Les conceptions européennes de l’époque ont imposé aux industriels le choix de la « nation »
maronite comme lieu d’investissement, laissant de côté les Druzes. En conséquence,
a. Des villages maronites se sont enrichis grâce aux investissements européens dans
l’industrie de la soie
b. Des communautés druzes sont restées à l’écart de ce développement
3. Le développement inégal a crée un antagonisme de classe qui est devenu par la suite un
antagonisme lié à la confession.
a. La bourgeoisie naissante était chrétienne, les seigneurs féodaux étaient druzes.
b. Des révoltes paysannes éclatèrent dans les années 1860. Elles étaient menées par
paysans maronites et druzes sous l’autorité de seigneurs druzes. Ces révoltes furent
réprimées brutalement.
c. Ces révoltes ont abouti au protocole de 1861 du mont Liban établit entre les
puissances européennes et l’empire ottoman. Il stipulait que le mont Liban serait
dirigé par un conseil de membres nommés par leurs communautés respective, sous
l’autorité d’un catholique étranger au mont Liban et nommé par Istanbul.
4. La construction du grand Liban en 1945 reprend cette organisation en l’élargissant aux autres
confessions.
5. L’auteur conclu par ces mots : « le confessionnalisme au Liban est un reflet de la modernité.

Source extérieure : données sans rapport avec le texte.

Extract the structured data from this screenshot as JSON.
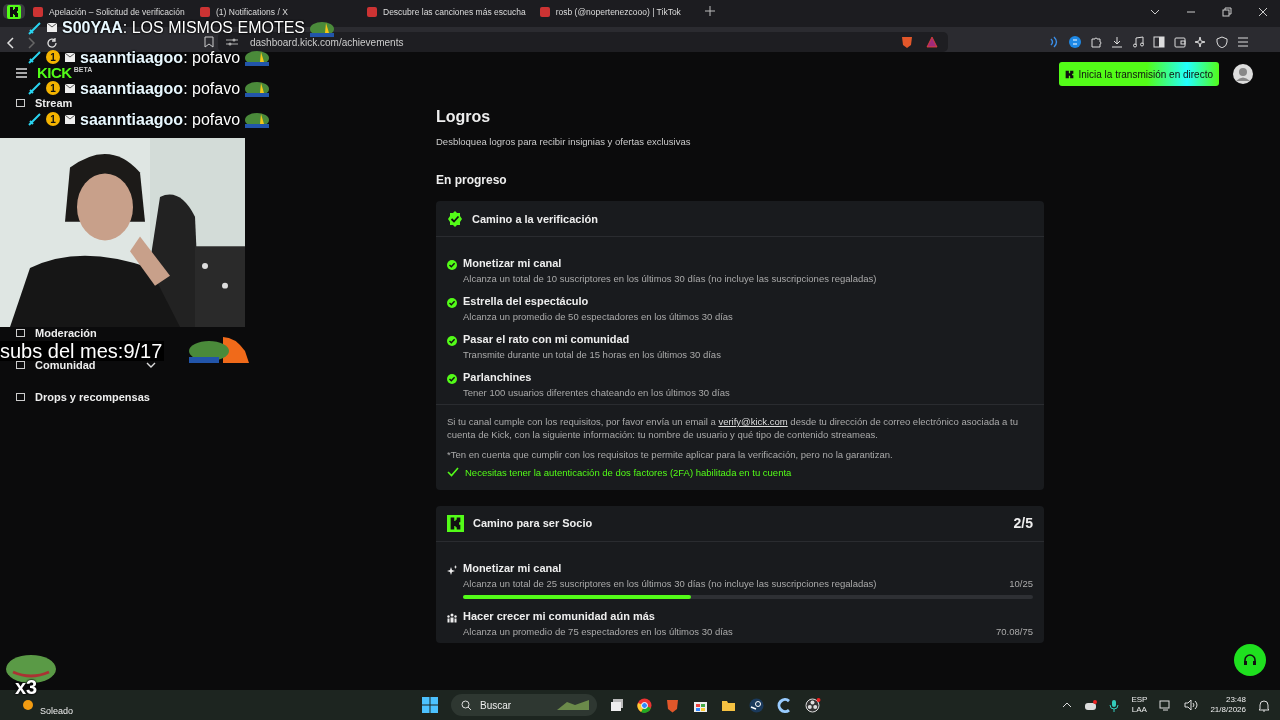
{
  "browser": {
    "tabs": [
      {
        "kind": "pinned",
        "selected": true
      },
      {
        "kind": "tab",
        "title": "Apelación – Solicitud de verificación",
        "selected": false
      },
      {
        "kind": "tab",
        "title": "(1) Notifications / X",
        "selected": false
      },
      {
        "kind": "tab",
        "title": "Descubre las canciones más escucha",
        "selected": false
      },
      {
        "kind": "tab",
        "title": "rosb (@nopertenezcooo) | TikTok",
        "selected": false
      }
    ],
    "address": "dashboard.kick.com/achievements"
  },
  "sidebar": {
    "logo": "KICK",
    "logo_badge": "BETA",
    "items": [
      {
        "label": "Stream",
        "kind": "link"
      },
      {
        "label": "Moderación",
        "kind": "link"
      },
      {
        "label": "Comunidad",
        "kind": "group",
        "expanded": false
      },
      {
        "label": "Drops y recompensas",
        "kind": "link"
      }
    ]
  },
  "header": {
    "live_button": "Inicia la transmisión en directo"
  },
  "page": {
    "title": "Logros",
    "subtitle": "Desbloquea logros para recibir insignias y ofertas exclusivas",
    "section": "En progreso"
  },
  "cards": [
    {
      "kind": "verification",
      "title": "Camino a la verificación",
      "items": [
        {
          "title": "Monetizar mi canal",
          "description": "Alcanza un total de 10 suscriptores en los últimos 30 días (no incluye las suscripciones regaladas)",
          "done": true
        },
        {
          "title": "Estrella del espectáculo",
          "description": "Alcanza un promedio de 50 espectadores en los últimos 30 días",
          "done": true
        },
        {
          "title": "Pasar el rato con mi comunidad",
          "description": "Transmite durante un total de 15 horas en los últimos 30 días",
          "done": true
        },
        {
          "title": "Parlanchines",
          "description": "Tener 100 usuarios diferentes chateando en los últimos 30 días",
          "done": true
        }
      ],
      "note": {
        "before": "Si tu canal cumple con los requisitos, por favor envía un email a ",
        "link": "verify@kick.com",
        "after": " desde tu dirección de correo electrónico asociada a tu cuenta de Kick, con la siguiente información: tu nombre de usuario y qué tipo de contenido streameas."
      },
      "disclaimer": "*Ten en cuenta que cumplir con los requisitos te permite aplicar para la verificación, pero no la garantizan.",
      "requirement": {
        "text": "Necesitas tener la autenticación de dos factores (2FA) habilitada en tu cuenta",
        "met": true
      }
    },
    {
      "kind": "partner",
      "title": "Camino para ser Socio",
      "count": "2/5",
      "items": [
        {
          "kind": "monetize",
          "title": "Monetizar mi canal",
          "description": "Alcanza un total de 25 suscriptores en los últimos 30 días (no incluye las suscripciones regaladas)",
          "reading": "10/25",
          "level": 0.4
        },
        {
          "kind": "community",
          "title": "Hacer crecer mi comunidad aún más",
          "description": "Alcanza un promedio de 75 espectadores en los últimos 30 días",
          "reading": "70.08/75"
        }
      ]
    }
  ],
  "overlay": {
    "chat": [
      {
        "text": "**S00YAA**: LOS MISMOS EMOTES"
      },
      {
        "text": "**saanntiaagoo**: pofavo",
        "badge": "1"
      },
      {
        "text": "**saanntiaagoo**: pofavo",
        "badge": "1"
      },
      {
        "text": "**saanntiaagoo**: pofavo",
        "badge": "1"
      }
    ],
    "subs": "subs del mes:9/17",
    "combo": "x3"
  },
  "taskbar": {
    "weather": "Soleado",
    "search": "Buscar",
    "language": "ESP",
    "layout": "LAA",
    "time": "23:48",
    "date": "21/8/2026"
  }
}
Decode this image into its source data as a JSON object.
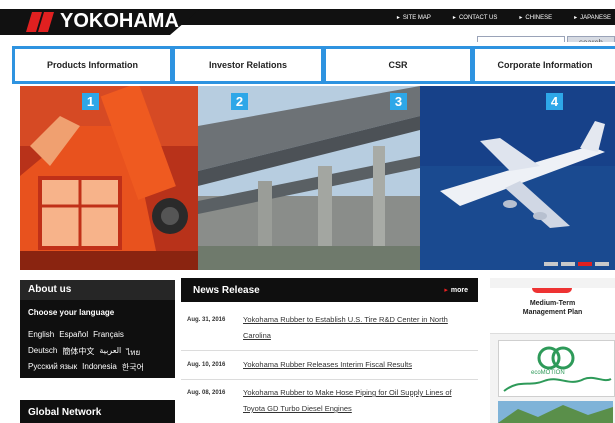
{
  "header": {
    "logo_text": "YOKOHAMA",
    "util_links": [
      "SITE MAP",
      "CONTACT US",
      "CHINESE",
      "JAPANESE"
    ],
    "search_button": "search",
    "search_placeholder": ""
  },
  "nav": {
    "items": [
      "Products Information",
      "Investor Relations",
      "CSR",
      "Corporate Information"
    ]
  },
  "hero": {
    "badges": [
      "1",
      "2",
      "3",
      "4"
    ],
    "slide_count": 4,
    "active_slide": 3
  },
  "about": {
    "title": "About us",
    "choose_language": "Choose your language",
    "lang_row_1": [
      "English",
      "Español",
      "Français"
    ],
    "lang_row_2": [
      "Deutsch",
      "簡体中文",
      "العربية",
      "ไทย"
    ],
    "lang_row_3": [
      "Русский язык",
      "Indonesia",
      "한국어"
    ]
  },
  "global": {
    "title": "Global Network"
  },
  "news": {
    "title": "News Release",
    "more": "more",
    "items": [
      {
        "date": "Aug. 31, 2016",
        "title": "Yokohama Rubber to Establish U.S. Tire R&D Center in North Carolina"
      },
      {
        "date": "Aug. 10, 2016",
        "title": "Yokohama Rubber Releases Interim Fiscal Results"
      },
      {
        "date": "Aug. 08, 2016",
        "title": "Yokohama Rubber to Make Hose Piping for Oil Supply Lines of Toyota GD Turbo Diesel Engines"
      }
    ]
  },
  "banners": {
    "plan_line_1": "Medium-Term",
    "plan_line_2": "Management Plan",
    "eco_text": "ecoMOTION"
  },
  "colors": {
    "outline_blue": "#2e93e0",
    "badge_blue": "#2ea7e8",
    "brand_red": "#e02020",
    "frame_navy": "#1d3b80"
  }
}
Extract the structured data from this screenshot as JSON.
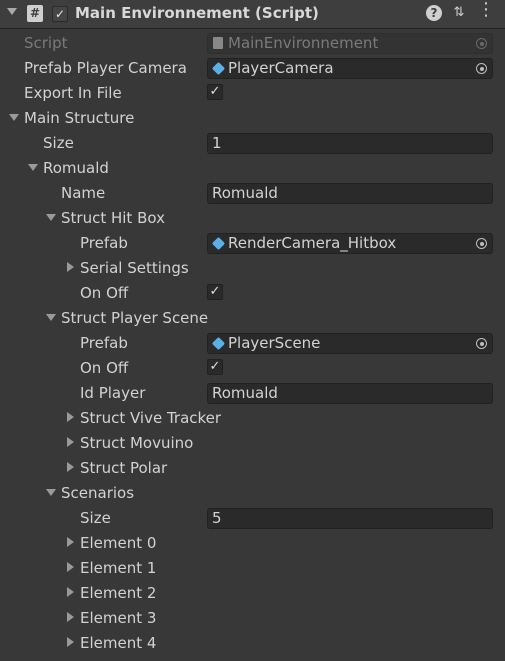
{
  "header": {
    "title": "Main Environnement (Script)",
    "enabled_mark": "✓",
    "help_glyph": "?",
    "presets_glyph": "⇅",
    "more_glyph": "⋮"
  },
  "colors": {
    "background": "#383838",
    "field": "#2a2a2a",
    "text": "#d2d2d2",
    "dim_text": "#7a7a7a",
    "prefab_icon": "#5ab0e6"
  },
  "fields": {
    "script": {
      "label": "Script",
      "value": "MainEnvironnement"
    },
    "prefab_player_camera": {
      "label": "Prefab Player Camera",
      "value": "PlayerCamera"
    },
    "export_in_file": {
      "label": "Export In File",
      "check": "✓"
    },
    "main_structure": {
      "label": "Main Structure"
    },
    "size": {
      "label": "Size",
      "value": "1"
    },
    "romuald": {
      "label": "Romuald"
    },
    "name": {
      "label": "Name",
      "value": "Romuald"
    },
    "struct_hit_box": {
      "label": "Struct Hit Box"
    },
    "hitbox_prefab": {
      "label": "Prefab",
      "value": "RenderCamera_Hitbox"
    },
    "serial_settings": {
      "label": "Serial Settings"
    },
    "hitbox_on_off": {
      "label": "On Off",
      "check": "✓"
    },
    "struct_player_scene": {
      "label": "Struct Player Scene"
    },
    "scene_prefab": {
      "label": "Prefab",
      "value": "PlayerScene"
    },
    "scene_on_off": {
      "label": "On Off",
      "check": "✓"
    },
    "id_player": {
      "label": "Id Player",
      "value": "Romuald"
    },
    "struct_vive_tracker": {
      "label": "Struct Vive Tracker"
    },
    "struct_movuino": {
      "label": "Struct Movuino"
    },
    "struct_polar": {
      "label": "Struct Polar"
    },
    "scenarios": {
      "label": "Scenarios"
    },
    "scenarios_size": {
      "label": "Size",
      "value": "5"
    },
    "elements": [
      "Element 0",
      "Element 1",
      "Element 2",
      "Element 3",
      "Element 4"
    ]
  }
}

C’est une histoire moderne. Ce n’est ni une histoire profonde, ni une tradition : c’est un reflet
des contradictions au sein du capitalisme et, fondamentalement, une expression déformée de la
lutte des classes. »
Dans son article, l’auteur fait le lien avec l’époque actuelle. Il cite plusieurs faits qui étayent cette
thèse. Plusieurs manifestations contre la pauvreté sont décrites avec des slogans économiques plus
que religieux. Ainsi cette manifestation du syndicat des enseignants de 2006 contre la précarisation
du travail. Des banderoles portaient les inscriptions « nous ne sommes ni chrétiens ni musulmans,
nous sommes pauvres » ou « le morceau de pain n’a pas de religion ». L’auteur écrit que les
différents mouvements politiques ont étouffé ces revendications pour diffuser des revendications
confessionnelles.
Conclusion générale :
Les implantations européennes de sériculture au Liban au 19ème siècle ont développé et
transformé le pays (création d’une bourgeoisie, d’une infrastructure et d’écoles),
Il est certain que le choix des européens d’investir dans les villages maronites et de recruter
une main d’œuvre maronite à créé un déséquilibre économique et social.
Ce déséquilibre a été la cause de ressentiments entre les communautés
La thèse de son rôle dans la confessionnalisation du pays à l’avantage de montrer que les
divisions religieuses ne sont pas irréversibles.